Segundo o plano, instituições essenciais — incluindo o hospital, o tribunal, os escritórios municipais, a delegacia de polícia, a repartição fiscal, escolas, o mercado e o hub de transportes — seriam transferidas para um novo centro urbano planeado no interior. O projeto também incluiria uma praça, um parque cívico, drenagem melhorada e redes de serviços públicos, além de estruturas projetadas para suportar condições de furacão de Categoria Cinco.
Terrelonge situou a realocação numa agenda mais ampla de adaptação climática para a Jamaica, salientando que os padrões de assentamento ao longo da costa deixam inúmeras comunidades expostas. "Reconhecemos que mais de 80 por cento da nossa população vive a menos de cinco quilómetros da linha costeira e, por isso, em termos de tornar a Jamaica mais resiliente ao clima, percebemos que temos de mover algumas das nossas cidades para longe das costas e mais para o interior," disse ele. "Portanto, mais uma vez, ótimas notícias para St. Elizabeth."
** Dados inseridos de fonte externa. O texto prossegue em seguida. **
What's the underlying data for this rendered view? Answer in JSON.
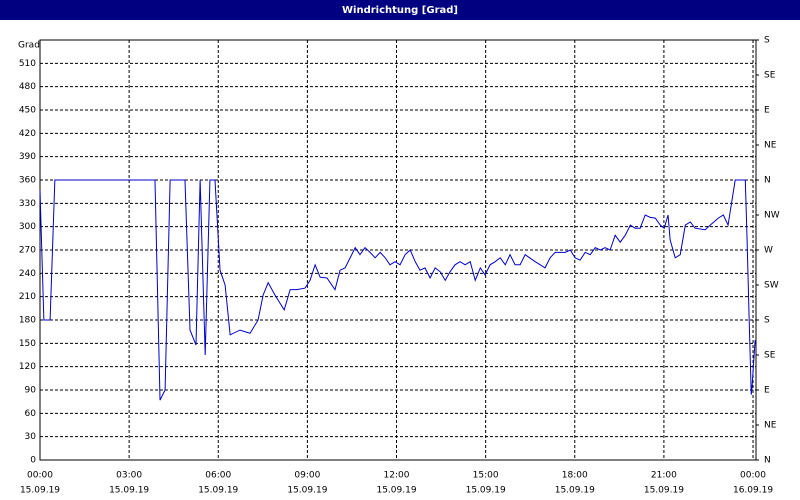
{
  "chart_data": {
    "type": "line",
    "title": "Windrichtung [Grad]",
    "y_label": "Grad",
    "color": "#0000cc",
    "grid": true,
    "x": [
      0,
      0.13,
      0.34,
      0.5,
      3.87,
      4.04,
      4.21,
      4.38,
      4.88,
      5.05,
      5.25,
      5.39,
      5.56,
      5.72,
      5.89,
      6.06,
      6.23,
      6.4,
      6.73,
      7.07,
      7.34,
      7.51,
      7.68,
      7.91,
      8.22,
      8.42,
      8.65,
      8.92,
      9.09,
      9.26,
      9.43,
      9.66,
      9.93,
      10.1,
      10.27,
      10.44,
      10.61,
      10.77,
      10.94,
      11.11,
      11.28,
      11.45,
      11.62,
      11.78,
      11.95,
      12.12,
      12.29,
      12.46,
      12.63,
      12.79,
      12.96,
      13.13,
      13.3,
      13.47,
      13.64,
      13.8,
      13.97,
      14.14,
      14.31,
      14.48,
      14.65,
      14.82,
      14.98,
      15.15,
      15.32,
      15.49,
      15.66,
      15.82,
      15.99,
      16.16,
      16.33,
      16.67,
      17.0,
      17.17,
      17.34,
      17.68,
      17.85,
      18.01,
      18.18,
      18.35,
      18.52,
      18.69,
      18.86,
      19.02,
      19.19,
      19.36,
      19.53,
      19.7,
      19.87,
      20.03,
      20.2,
      20.37,
      20.54,
      20.71,
      20.88,
      21.01,
      21.14,
      21.21,
      21.38,
      21.55,
      21.72,
      21.89,
      22.05,
      22.39,
      22.56,
      22.83,
      23.0,
      23.16,
      23.4,
      23.74,
      23.8,
      23.87,
      23.94,
      23.97,
      24.07
    ],
    "values": [
      347,
      180,
      180,
      360,
      360,
      77,
      90,
      360,
      360,
      167,
      148,
      360,
      135,
      360,
      360,
      244,
      225,
      161,
      167,
      163,
      180,
      212,
      228,
      212,
      193,
      219,
      219,
      221,
      231,
      251,
      235,
      234,
      219,
      244,
      247,
      260,
      273,
      264,
      273,
      267,
      260,
      267,
      260,
      251,
      255,
      251,
      264,
      270,
      255,
      244,
      247,
      234,
      247,
      242,
      231,
      242,
      251,
      255,
      251,
      255,
      231,
      247,
      238,
      251,
      255,
      260,
      251,
      264,
      251,
      251,
      264,
      255,
      247,
      260,
      267,
      267,
      270,
      260,
      257,
      267,
      264,
      273,
      270,
      273,
      270,
      289,
      280,
      289,
      302,
      298,
      298,
      315,
      312,
      311,
      302,
      298,
      315,
      283,
      260,
      264,
      302,
      306,
      298,
      296,
      302,
      311,
      315,
      302,
      360,
      360,
      283,
      180,
      84,
      96,
      154
    ],
    "xlim": [
      0,
      24.1
    ],
    "xticks": [
      {
        "value": 0,
        "label": "00:00"
      },
      {
        "value": 3,
        "label": "03:00"
      },
      {
        "value": 6,
        "label": "06:00"
      },
      {
        "value": 9,
        "label": "09:00"
      },
      {
        "value": 12,
        "label": "12:00"
      },
      {
        "value": 15,
        "label": "15:00"
      },
      {
        "value": 18,
        "label": "18:00"
      },
      {
        "value": 21,
        "label": "21:00"
      },
      {
        "value": 24,
        "label": "00:00"
      }
    ],
    "xtick_dates": [
      "15.09.19",
      "15.09.19",
      "15.09.19",
      "15.09.19",
      "15.09.19",
      "15.09.19",
      "15.09.19",
      "15.09.19",
      "16.09.19"
    ],
    "ylim": [
      0,
      540
    ],
    "yticks": [
      0,
      30,
      60,
      90,
      120,
      150,
      180,
      210,
      240,
      270,
      300,
      330,
      360,
      390,
      420,
      450,
      480,
      510
    ],
    "y2lim": [
      0,
      540
    ],
    "y2ticks": [
      {
        "value": 0,
        "label": "N"
      },
      {
        "value": 45,
        "label": "NE"
      },
      {
        "value": 90,
        "label": "E"
      },
      {
        "value": 135,
        "label": "SE"
      },
      {
        "value": 180,
        "label": "S"
      },
      {
        "value": 225,
        "label": "SW"
      },
      {
        "value": 270,
        "label": "W"
      },
      {
        "value": 315,
        "label": "NW"
      },
      {
        "value": 360,
        "label": "N"
      },
      {
        "value": 405,
        "label": "NE"
      },
      {
        "value": 450,
        "label": "E"
      },
      {
        "value": 495,
        "label": "SE"
      },
      {
        "value": 540,
        "label": "S"
      }
    ]
  }
}
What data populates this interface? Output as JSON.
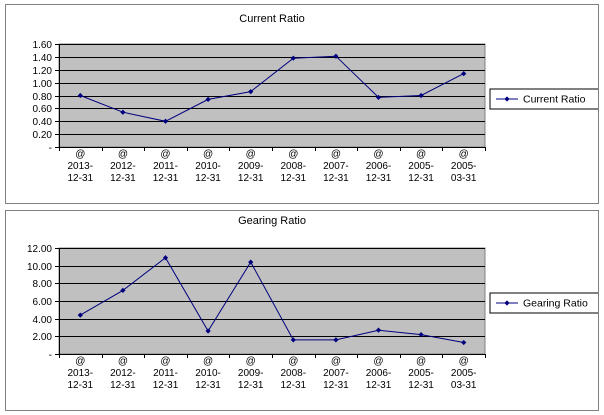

Autoridades já reservaram parcelas de terreno em Black River e arredores para reconstrução e reassentamento, e espera-se que a Urban Development Corporation trabalhe com proprietários e comunidades locais à medida que o planeamento avança. O primeiro-ministro Holness indicou que alguns assentamentos, como Parrottee, perto do pântano e da costa aberta, podem exigir realocação integral, com consultas e sensibilização pública integradas na próxima fase.
Black River, entre as cidades mais antigas da Jamaica, é apresentada como modelo de como assentamentos costeiros em risco podem ser reconstruídos num clima em transformação. Se o plano da administração se concretizar, a paróquia poderá figurar entre os casos mais visíveis da Jamaica a converter a recuperação pós-desastre em resiliência climática sustentada e renovação urbana.
Na Conferência da Diáspora, Terrelonge também destacou as oportunidades de investimento ligadas a essa transformação, apresentando a reurbanização como uma oportunidade mais ampla para jamaicanos em casa e no estrangeiro participarem na próxima fase de crescimento da paróquia.
Sindicado de Jamaicans.com · publicado originalmente em .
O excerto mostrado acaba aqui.